Service resource planning

In the first stage, at the global service resource planning of the service order, materials are allocated to the selected warehouse or purchase orders at entry. In addition, the preferred engineers are soft allocated for the orders that must be carried out. In the second stage, during the SRP or the batch process, the service orders are released if engineers are already allocated to the orders.

To schedule and release a service order more logically, you can use the Resource Management Workbench (tssoc8351m000).

You can create a service order from the service quotation.

The following planning constraints and resource checks can be valid for the whole planning cycle. Bear in mind that you define the plan bucket yourself.
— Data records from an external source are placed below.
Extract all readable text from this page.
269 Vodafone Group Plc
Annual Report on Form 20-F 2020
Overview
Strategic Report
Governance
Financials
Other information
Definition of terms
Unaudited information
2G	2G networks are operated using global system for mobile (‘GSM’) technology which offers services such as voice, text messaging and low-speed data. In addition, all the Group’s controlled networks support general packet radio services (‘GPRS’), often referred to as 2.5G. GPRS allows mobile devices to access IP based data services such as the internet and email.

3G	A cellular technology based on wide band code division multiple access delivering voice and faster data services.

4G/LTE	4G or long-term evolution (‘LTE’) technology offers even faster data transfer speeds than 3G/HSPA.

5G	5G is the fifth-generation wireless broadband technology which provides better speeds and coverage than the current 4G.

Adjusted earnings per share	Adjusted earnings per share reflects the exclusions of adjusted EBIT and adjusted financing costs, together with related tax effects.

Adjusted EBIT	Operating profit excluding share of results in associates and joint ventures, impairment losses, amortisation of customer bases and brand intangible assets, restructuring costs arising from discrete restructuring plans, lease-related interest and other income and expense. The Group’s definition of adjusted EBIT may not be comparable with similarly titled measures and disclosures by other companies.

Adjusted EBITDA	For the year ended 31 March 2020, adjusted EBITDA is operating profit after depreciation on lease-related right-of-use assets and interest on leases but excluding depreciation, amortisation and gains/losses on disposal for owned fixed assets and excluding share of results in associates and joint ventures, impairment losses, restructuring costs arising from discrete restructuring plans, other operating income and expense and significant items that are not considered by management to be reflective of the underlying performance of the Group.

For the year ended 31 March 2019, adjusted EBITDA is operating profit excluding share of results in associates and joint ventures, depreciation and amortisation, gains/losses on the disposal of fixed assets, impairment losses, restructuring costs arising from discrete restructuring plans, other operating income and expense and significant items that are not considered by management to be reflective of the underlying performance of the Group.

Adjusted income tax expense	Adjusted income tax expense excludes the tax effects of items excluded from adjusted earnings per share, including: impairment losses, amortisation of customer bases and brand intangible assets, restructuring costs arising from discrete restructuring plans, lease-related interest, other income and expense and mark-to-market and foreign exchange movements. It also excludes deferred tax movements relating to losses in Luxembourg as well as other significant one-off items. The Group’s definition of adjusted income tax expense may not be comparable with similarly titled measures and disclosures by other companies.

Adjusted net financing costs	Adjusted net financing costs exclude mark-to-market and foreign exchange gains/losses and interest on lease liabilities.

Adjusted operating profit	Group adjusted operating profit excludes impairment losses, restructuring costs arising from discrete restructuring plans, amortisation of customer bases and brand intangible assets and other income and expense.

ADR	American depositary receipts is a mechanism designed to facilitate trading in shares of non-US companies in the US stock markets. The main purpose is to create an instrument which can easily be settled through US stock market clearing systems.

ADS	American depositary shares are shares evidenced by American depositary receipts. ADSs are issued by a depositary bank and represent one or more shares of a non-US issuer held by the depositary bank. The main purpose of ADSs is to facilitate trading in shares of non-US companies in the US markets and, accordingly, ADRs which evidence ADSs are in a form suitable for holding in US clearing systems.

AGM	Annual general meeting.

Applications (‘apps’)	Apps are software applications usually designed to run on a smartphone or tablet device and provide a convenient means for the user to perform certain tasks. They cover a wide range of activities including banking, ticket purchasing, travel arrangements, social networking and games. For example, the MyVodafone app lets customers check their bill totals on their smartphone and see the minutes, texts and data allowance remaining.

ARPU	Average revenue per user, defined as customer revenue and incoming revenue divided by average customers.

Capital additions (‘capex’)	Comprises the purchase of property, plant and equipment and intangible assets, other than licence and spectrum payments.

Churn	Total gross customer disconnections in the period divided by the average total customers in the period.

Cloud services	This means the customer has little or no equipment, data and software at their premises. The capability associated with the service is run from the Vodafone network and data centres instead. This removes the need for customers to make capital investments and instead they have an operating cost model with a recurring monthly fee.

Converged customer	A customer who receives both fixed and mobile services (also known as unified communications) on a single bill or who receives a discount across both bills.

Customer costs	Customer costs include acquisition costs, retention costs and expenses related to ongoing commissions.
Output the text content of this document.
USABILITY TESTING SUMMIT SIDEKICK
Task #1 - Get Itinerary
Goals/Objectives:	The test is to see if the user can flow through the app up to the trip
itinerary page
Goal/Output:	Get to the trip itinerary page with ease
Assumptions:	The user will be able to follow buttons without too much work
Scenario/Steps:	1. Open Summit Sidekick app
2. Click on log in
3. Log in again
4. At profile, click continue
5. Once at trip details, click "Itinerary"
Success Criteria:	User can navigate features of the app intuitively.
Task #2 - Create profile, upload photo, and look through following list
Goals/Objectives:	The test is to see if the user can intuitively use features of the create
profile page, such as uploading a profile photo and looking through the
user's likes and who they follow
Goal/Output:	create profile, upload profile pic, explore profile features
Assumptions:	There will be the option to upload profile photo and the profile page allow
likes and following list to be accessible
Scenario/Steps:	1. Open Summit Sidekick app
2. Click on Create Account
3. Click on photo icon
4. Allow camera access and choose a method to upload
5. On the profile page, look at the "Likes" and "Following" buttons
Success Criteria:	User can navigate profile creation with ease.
  • Area or service center:

    The service engineer can be responsible for an area.
  • Combine service activities:

    The service activities carried out on one configuration and/or location can be combined to work more efficiently, especially with calls.
  • Response time:

    The response time agreed in the contract, warranty, service order, or call to fix the problem.
  • Skills engineer:

    Without the right skills, the engineer may not be able to fix the problem.
  • Locations:

    Service activities can apply to a whole location.
  • Calendar functionality:

    To check the working hours of an engineer or work center.
  • Appointment confirmations:

    In the Call Management and Maintenance Planning Concepts modules, you can make appointments with the customer.
  • Preferred engineers:

    An engineer linked to a customer asset is responsible in the first place, second place, and third place. For scheduling, these engineers must be checked first.
  • Overtime:

    Overtime allowed for an engineer is another check that can be done.
  • Available parts:

    Without available parts concerning the service order that must be carried out, you cannot reach a high first time fix rate. If the right part is not available, an alternative part can be delivered.
  • Service kit allocation:

    To carry out a service order, sometimes a service kit is required and, therefore, must be planned and allocated.
  • Asset calendar:

    A calendar in which the availability of an asset can be checked, for example, machines for plant maintenance or customer assets.
  • Planned maintenance:

    The machines must be available (no usage is planned).